The Arrest is the 2020 novel by Jonathan Lethem, who I think of as a writer I read regularly but just realized the only thing I've covered in the fifteen-year life of this blog was his Omega the Unknown comic. So I guess I haven't read any of his novels in at least a decade. This is one of those cozy catastrophes, all about the people left behind, where we're probably not supposed to think about how billions of people died of starvation or something. In this case, it's a world where "cars, guns, computers, and airplanes, for starters" stopped working, which means megadeaths within days (see: food distribution). I expect that won't impinge on the book at all, which is about a former-screenwriter and his asshole ex-friend.

Lethem is a good writer, but he's also someone I always find myself arguing with in my head - non-fiction, comics, or novels, doesn't matter - which is good intellectual exercise even if it's not always entertaining in the normal way.

Hummingbird Salamander is Jeff VanderMeer's most recent novel, a standalone thing that I think is somewhere between an ecothriller and SF. (Or maybe both. Probably some fungus, too.) VanderMeer is a writer I think I do like, and keep gathering his books without ever reading them at half the speed I acquire them. I have no explanation for this phenomenon.

The Sundering is the middle book of Walter Jon Williams' "Dread Empire's Fall" space opera trilogy; I think the series has grown at least two books since them. I had the original mass-market paperbacks of this series on a shelf, and I was expecting to read the three of them straight through for a potential SFBC omnibus, but then I was no longer in a position to buy books for the SFBC, and I kinda stopped reading all of the thing I had on that for-work list. I then lost those original books in my 2011 flood.

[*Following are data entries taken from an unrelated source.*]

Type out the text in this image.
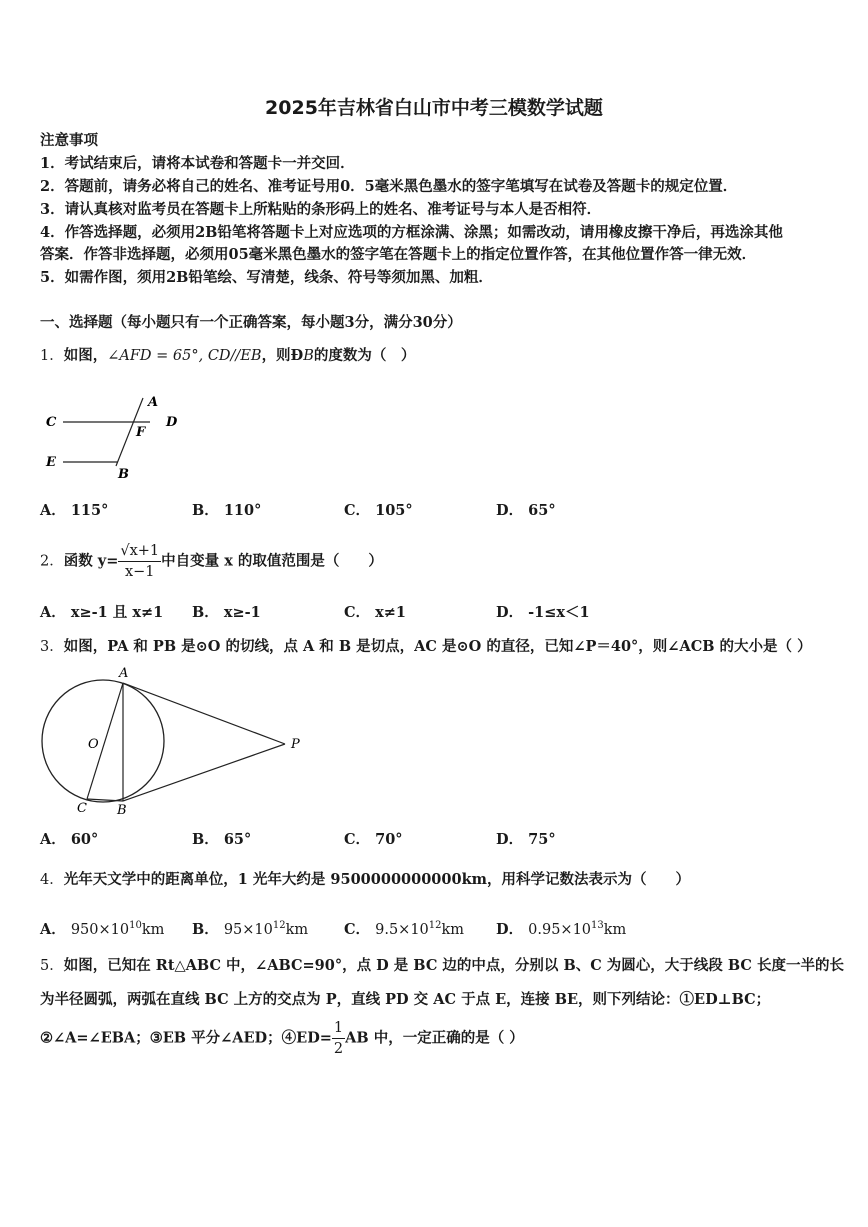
2025年吉林省白山市中考三模数学试题
注意事项
1．考试结束后，请将本试卷和答题卡一并交回．
2．答题前，请务必将自己的姓名、准考证号用0．5毫米黑色墨水的签字笔填写在试卷及答题卡的规定位置．
3．请认真核对监考员在答题卡上所粘贴的条形码上的姓名、准考证号与本人是否相符．
4．作答选择题，必须用2B铅笔将答题卡上对应选项的方框涂满、涂黑；如需改动，请用橡皮擦干净后，再选涂其他
答案．作答非选择题，必须用05毫米黑色墨水的签字笔在答题卡上的指定位置作答，在其他位置作答一律无效．
5．如需作图，须用2B铅笔绘、写清楚，线条、符号等须加黑、加粗．
一、选择题（每小题只有一个正确答案，每小题3分，满分30分）
1．如图，∠AFD = 65°, CD//EB，则ÐB的度数为（　）
A
C	D
F
E
B
A． 115°	B． 110°	C． 105°	D． 65°
2．函数 $y= \frac{√x+1}{x-1}$ 中自变量 x 的取值范围是（　　）
A． x≥-1 且 x≠1 B． x≥-1	C． x≠1	D． -1≤x＜1
3．如图，PA 和 PB 是⊙O 的切线，点 A 和 B 是切点，AC 是⊙O 的直径，已知∠P＝40°，则∠ACB 的大小是（ ）
A
O	P
C B
A． 60°	B． 65°	C． 70°	D． 75°
4．光年天文学中的距离单位，1 光年大约是 9500000000000km，用科学记数法表示为（　　）
A． $950\times 10^{10}km$ B． $95\times 10^{12}km$ C． $9.5\times 10^{12}km$ D． $0.95\times 10^{13}km$
5．如图，已知在 Rt△ABC 中，∠ABC=90°，点 D 是 BC 边的中点，分别以 B、C 为圆心，大于线段 BC 长度一半的长
为半径圆弧，两弧在直线 BC 上方的交点为 P，直线 PD 交 AC 于点 E，连接 BE，则下列结论：①ED⊥BC；
②∠A=∠EBA；③EB 平分∠AED；④ED= $\frac{1}{2}$ AB 中，一定正确的是（ ）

But I've read just about everything else Williams has written - he's a great, versatile writer who has done many different things really well - so I might just find time to read a big space opera series, as long as it's from him. So I'm gathering these again.

And Interlibrary Loan is Gene Wolfe's last, posthumous novel. I have no idea if he actually finished it before he died, and I'm not confident I would be able to tell, anyway - Wolfe was always a tricky, sneaky writer who left out vast swaths of what other writers would consider vitally important information.

Amazon seems to think this is a sequel to A Borrowed Man, which I have but have not read, and the titles/ideas certainly line up. So they may be right.